Par décision du 17 février 2023, le juge d'instruction du tribunal judiciaire de Créteil a rendu une ordonnance de non-lieu à l'égard de M. [W].
Le requérant a produit un certificat de non appel en date du 13 mai 2024 de la décision du magistrat instructeur qui a un caractère définitif à son égard et la décision elle-même a été versée aux débats.
Le 17 juillet 2023, M. [W] a adressé une requête au premier président de la cour d'appel de Paris en vue d'être indemnisé de sa détention provisoire, en application de l'article 149 du code de procédure pénale.
Il sollicite dans celle-ci, soutenue oralement,
- que sa requête soit déclarée recevable,
- le paiement des sommes suivantes :
* 30 000 euros au titre de son préjudice moral,
* 24 355,36 euros au titre de son préjudice matériel,
* 3 600 euros en application de l'article 700 du code de procédure civile.
Dans ses écritures, déposées le 01er décembre 2023 et développées oralement, l'agent judiciaire de l'Etat demande au premier président de :
A titre principal,
- Constater l'irrecevabilité de la requête de M. [W],
A titre subsidiaire,
- Rejeter la demande indemnitaire de M. [W] au titre de son préjudice matériel,
- Fixer la juste indemnisation du préjudice moral de perte de revenus de M. [W] à la somme de 12 000 euros,
- Réduire à de plus justes proportions la somme sollicitée au titre de l'article 700 du code de procédure civile.
Le procureur général, reprenant oralement à l'audience les termes de ses conclusions déposées le 29 mars 2024 conclut à :
A titre principal,
- L'irrecevabilité de la requête faute d'apporter la preuve du caractère définitif de l'ordonnance de relaxe et de production de pièces justificatives,
A titre subsidiaire,
- La recevabilité de la requête pour une détention de 126 jours,
- Au rejet de la réparation du préjudice matériel dans les conditions indiquées,
- La réparation du préjudice moral dans les conditions indiquées.

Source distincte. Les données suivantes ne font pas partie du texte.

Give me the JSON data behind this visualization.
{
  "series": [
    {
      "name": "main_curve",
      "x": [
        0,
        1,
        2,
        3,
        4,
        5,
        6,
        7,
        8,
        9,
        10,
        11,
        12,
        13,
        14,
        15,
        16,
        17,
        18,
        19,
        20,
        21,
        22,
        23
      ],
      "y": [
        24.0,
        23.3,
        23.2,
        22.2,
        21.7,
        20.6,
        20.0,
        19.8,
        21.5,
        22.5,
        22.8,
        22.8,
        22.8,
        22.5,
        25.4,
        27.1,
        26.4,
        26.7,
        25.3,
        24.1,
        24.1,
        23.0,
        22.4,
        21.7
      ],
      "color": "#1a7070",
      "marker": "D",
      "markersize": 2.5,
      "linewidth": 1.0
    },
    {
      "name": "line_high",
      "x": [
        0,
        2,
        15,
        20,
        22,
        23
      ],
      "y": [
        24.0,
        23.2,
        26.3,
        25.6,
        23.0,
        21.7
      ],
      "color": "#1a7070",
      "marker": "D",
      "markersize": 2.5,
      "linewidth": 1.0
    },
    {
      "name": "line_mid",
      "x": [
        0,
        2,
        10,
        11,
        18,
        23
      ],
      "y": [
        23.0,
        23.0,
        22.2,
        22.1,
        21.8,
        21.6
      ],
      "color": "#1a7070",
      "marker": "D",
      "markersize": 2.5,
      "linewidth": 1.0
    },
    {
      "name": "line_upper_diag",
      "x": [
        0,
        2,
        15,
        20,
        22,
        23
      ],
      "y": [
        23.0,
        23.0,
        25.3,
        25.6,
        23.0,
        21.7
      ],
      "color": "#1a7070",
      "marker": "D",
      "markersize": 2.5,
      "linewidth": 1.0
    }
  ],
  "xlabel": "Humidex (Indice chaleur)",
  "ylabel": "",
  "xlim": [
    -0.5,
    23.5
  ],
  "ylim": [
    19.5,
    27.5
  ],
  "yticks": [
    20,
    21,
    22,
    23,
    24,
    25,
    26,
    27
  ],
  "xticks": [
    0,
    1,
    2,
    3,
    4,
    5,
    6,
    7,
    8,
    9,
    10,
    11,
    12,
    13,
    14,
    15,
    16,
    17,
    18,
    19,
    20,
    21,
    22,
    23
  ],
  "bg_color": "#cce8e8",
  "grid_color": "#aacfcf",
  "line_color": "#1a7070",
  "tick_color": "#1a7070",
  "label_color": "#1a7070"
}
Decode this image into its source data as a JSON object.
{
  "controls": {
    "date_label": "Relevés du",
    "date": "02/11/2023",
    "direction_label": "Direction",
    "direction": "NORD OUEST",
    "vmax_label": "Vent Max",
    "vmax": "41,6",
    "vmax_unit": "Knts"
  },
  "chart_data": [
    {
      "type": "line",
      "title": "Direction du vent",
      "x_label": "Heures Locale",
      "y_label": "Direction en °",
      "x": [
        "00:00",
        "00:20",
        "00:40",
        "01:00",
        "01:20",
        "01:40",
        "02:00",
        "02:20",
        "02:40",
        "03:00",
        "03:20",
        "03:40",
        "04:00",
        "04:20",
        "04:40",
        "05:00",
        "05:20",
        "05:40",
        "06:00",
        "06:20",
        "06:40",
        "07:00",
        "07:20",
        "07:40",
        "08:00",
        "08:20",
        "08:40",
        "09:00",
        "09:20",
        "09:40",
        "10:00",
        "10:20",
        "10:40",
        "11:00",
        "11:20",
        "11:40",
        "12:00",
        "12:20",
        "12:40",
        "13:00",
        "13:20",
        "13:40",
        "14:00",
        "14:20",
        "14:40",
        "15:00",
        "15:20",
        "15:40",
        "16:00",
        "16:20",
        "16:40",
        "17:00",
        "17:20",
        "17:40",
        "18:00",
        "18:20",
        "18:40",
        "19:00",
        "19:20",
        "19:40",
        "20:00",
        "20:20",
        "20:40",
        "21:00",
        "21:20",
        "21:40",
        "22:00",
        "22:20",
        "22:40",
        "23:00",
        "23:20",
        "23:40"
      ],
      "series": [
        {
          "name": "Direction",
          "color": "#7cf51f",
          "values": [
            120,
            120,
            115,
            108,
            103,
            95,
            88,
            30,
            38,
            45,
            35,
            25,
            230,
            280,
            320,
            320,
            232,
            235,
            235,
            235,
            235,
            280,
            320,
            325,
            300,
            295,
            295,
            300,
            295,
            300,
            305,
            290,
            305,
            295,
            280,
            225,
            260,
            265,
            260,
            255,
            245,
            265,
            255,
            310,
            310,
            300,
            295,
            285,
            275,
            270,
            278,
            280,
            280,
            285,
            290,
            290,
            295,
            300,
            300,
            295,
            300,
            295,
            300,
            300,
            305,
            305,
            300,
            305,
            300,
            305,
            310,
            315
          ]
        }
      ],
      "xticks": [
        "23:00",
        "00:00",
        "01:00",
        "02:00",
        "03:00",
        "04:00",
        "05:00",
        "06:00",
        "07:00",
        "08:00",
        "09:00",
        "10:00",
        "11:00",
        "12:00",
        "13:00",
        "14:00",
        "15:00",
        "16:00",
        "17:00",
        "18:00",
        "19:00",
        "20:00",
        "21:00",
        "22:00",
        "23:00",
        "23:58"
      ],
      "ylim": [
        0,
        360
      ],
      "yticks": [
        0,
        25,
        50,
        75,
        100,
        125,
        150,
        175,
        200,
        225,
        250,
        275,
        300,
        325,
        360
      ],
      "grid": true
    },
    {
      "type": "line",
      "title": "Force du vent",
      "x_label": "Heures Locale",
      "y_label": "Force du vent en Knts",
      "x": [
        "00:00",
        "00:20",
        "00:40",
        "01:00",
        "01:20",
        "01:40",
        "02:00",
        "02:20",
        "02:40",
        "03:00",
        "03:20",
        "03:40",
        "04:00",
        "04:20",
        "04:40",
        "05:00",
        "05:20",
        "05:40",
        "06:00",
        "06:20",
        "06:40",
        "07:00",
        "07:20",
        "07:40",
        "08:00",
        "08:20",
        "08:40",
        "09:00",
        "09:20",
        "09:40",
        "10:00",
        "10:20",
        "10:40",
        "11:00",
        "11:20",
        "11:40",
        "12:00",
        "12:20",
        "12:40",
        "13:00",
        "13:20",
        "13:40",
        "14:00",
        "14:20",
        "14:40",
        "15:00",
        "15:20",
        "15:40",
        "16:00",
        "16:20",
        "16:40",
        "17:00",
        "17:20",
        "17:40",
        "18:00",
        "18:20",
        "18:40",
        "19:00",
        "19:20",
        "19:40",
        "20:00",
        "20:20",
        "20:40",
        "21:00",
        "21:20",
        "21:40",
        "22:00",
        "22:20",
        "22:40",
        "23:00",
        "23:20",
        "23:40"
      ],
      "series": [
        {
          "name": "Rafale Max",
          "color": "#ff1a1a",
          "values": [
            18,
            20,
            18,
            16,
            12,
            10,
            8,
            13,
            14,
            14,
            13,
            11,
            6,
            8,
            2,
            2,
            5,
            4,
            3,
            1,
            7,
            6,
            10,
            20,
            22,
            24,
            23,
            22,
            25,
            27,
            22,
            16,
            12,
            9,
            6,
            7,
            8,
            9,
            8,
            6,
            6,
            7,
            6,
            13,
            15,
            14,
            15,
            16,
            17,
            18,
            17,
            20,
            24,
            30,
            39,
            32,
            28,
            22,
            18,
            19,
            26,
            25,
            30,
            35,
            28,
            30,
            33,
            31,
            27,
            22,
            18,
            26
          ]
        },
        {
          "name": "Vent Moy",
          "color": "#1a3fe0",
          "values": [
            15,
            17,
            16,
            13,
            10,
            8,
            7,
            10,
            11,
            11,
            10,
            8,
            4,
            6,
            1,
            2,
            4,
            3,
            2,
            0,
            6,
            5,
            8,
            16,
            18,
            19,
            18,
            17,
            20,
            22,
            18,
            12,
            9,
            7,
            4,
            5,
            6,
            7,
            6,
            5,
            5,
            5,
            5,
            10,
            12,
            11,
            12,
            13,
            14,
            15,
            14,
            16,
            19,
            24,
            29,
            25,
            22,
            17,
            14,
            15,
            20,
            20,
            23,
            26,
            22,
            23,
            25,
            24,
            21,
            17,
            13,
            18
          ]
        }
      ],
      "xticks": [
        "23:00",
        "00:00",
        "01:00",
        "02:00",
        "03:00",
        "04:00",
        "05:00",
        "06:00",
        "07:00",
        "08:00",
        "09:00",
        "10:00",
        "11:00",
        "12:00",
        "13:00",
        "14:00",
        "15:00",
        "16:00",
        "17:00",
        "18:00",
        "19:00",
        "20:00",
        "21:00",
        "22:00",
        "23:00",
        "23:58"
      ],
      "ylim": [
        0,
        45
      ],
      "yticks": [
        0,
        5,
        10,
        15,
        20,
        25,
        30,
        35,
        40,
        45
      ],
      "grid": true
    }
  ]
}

Le requérant a eu la parole en dernier.
SUR CE,
Sur la recevabilité
Au regard des dispositions des articles 149, 149-1, 149-2 et R.26 du code de procédure pénale, la personne qui a fait l'objet d'une détention provisoire au cours d'une procédure terminée à son égard par une décision de non-lieu, relaxe ou acquittement devenue définitive, a droit, à sa demande, à la réparation intégrale du préjudice moral et matériel que lui a causé cette détention. Il lui appartient dans les six mois de cette décision, de saisir le premier président de la cour d'appel dans le ressort de laquelle celle-ci a été prononcée, par une requête, signée de sa main ou d'un mandataire, remise contre récépissé ou par lettre recommandée avec accusé de réception au greffe de la cour d'appel.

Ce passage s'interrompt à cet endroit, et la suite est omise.